The government on Sunday was set to approve a reform that would fast track the immigration of thousands of Jewish doctors to Israel and their integration into the country's health system amid an ongoing domestic row between officials and medial interns.
The motion, tabled by Aliyah and Integration Minister Pnina Tamano-Shata, is set to assist the Jewish state's hospitals with their severe manpower shortage - which it had suffered from even before the pandemic.
The vote is set to take place just days after more than 2,500 medical interns resigned en-masse in protest of the 26-hour shifts they are forced to work. Representatives of the 2,590 young doctors arrived at the Health Ministry's offices in Tel Aviv and submitted their resignations letters which are set to come into effect within two weeks' time if the issue is not resolved.
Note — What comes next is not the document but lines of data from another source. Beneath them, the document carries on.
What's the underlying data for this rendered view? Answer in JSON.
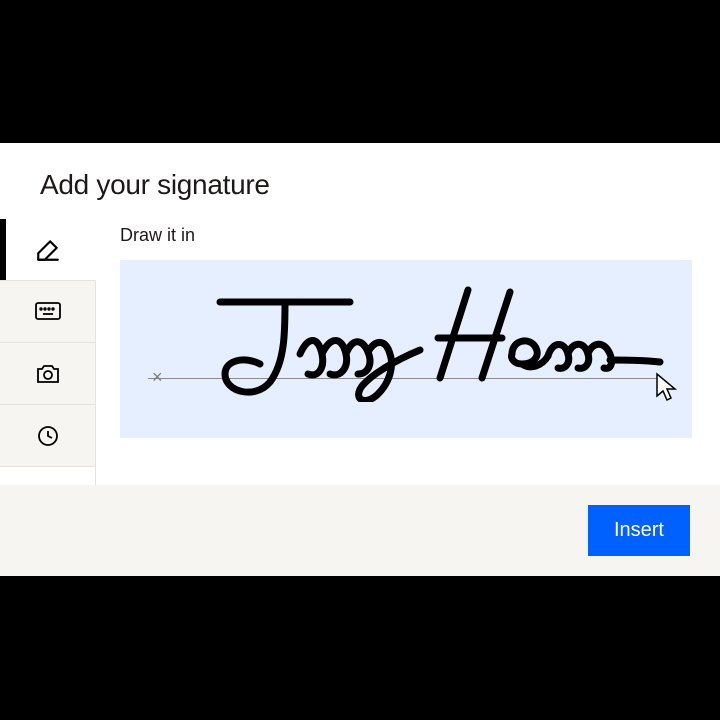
{
  "dialog": {
    "title": "Add your signature",
    "subtitle": "Draw it in",
    "insert_label": "Insert",
    "clear_glyph": "×",
    "colors": {
      "canvas_bg": "#e6efff",
      "accent": "#0061fe",
      "page_bg": "#f7f5f2"
    },
    "tabs": [
      {
        "id": "draw",
        "icon": "pencil-icon",
        "active": true
      },
      {
        "id": "type",
        "icon": "keyboard-icon",
        "active": false
      },
      {
        "id": "upload",
        "icon": "camera-icon",
        "active": false
      },
      {
        "id": "saved",
        "icon": "clock-icon",
        "active": false
      }
    ],
    "signature_present": true
  }
}
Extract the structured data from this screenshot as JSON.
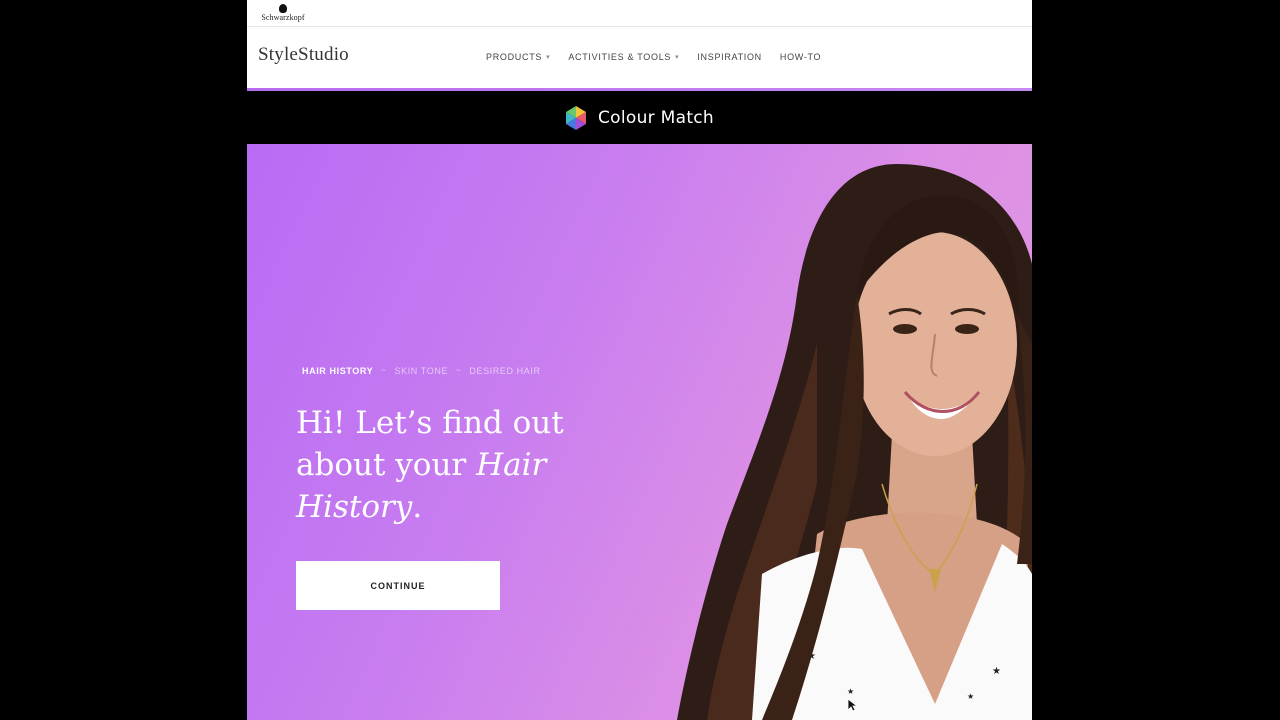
{
  "brand": {
    "name": "Schwarzkopf"
  },
  "nav": {
    "site_title": "StyleStudio",
    "items": [
      {
        "label": "PRODUCTS",
        "has_dropdown": true
      },
      {
        "label": "ACTIVITIES & TOOLS",
        "has_dropdown": true
      },
      {
        "label": "INSPIRATION",
        "has_dropdown": false
      },
      {
        "label": "HOW-TO",
        "has_dropdown": false
      }
    ]
  },
  "colour_match": {
    "title": "Colour Match",
    "icon": "hexagon-logo-icon"
  },
  "hero": {
    "steps": [
      {
        "label": "HAIR HISTORY",
        "active": true
      },
      {
        "label": "SKIN TONE",
        "active": false
      },
      {
        "label": "DESIRED HAIR",
        "active": false
      }
    ],
    "step_separator": "~",
    "headline_line1": "Hi! Let’s find out",
    "headline_line2_prefix": "about your ",
    "headline_emphasis": "Hair History",
    "headline_end": ".",
    "continue_label": "CONTINUE"
  },
  "colors": {
    "accent": "#b76cf0",
    "hero_gradient_start": "#b86cf4",
    "hero_gradient_end": "#e69ade",
    "bar_background": "#000000"
  }
}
Israel has a rate of 3.1 doctors per 1,000 patients, below the OECD average of 3.3 per 1,000 people, according to a 2018 report by the Health Ministry.
Israel also has just five nurses per 1,000 people, the fourth-worst rate among 34 countries in the OECD, a grouping of developed countries. Israel has 6.8 medical graduates per 1,000 people compared to an OECD average of 12.1; just 2.3 hospital beds per 1,000 people, compared to a rate of 3.6 in the developed world; and a hospital occupancy rate of 93.8 percent, second-highest among OECD countries and far above the average of 75.5 percent, according to the report
According to the Jewish Agency data, some 3,000 medical professionals are in the process of making Aliyah - most of them from the former Soviet Union, U.S., Canada, France and Argentina, but Israeli authorities are not willing to accept all of them so rapidly.
According to Tamano-Shata's reform, a special cross-ministerial committee will be established to be tasked with formulating a job program for potential immigrants in the medical and nursing professions, as well as promote effective and rapid employment solutions.
The motion will also see the establishment of an online platform in English, Russian, French and Spanish, through which immigrants will be able to submit their application documents for licensing in medical professions, including nursing, even before immigrating to Israel.
In addition, the Aliyah and Integration Ministry will look into starting specialized Hebrew courses in the immigrants' countries of origin to help with the language barrier and expedite any additional courses or forms needed for them to regain their license in Israel.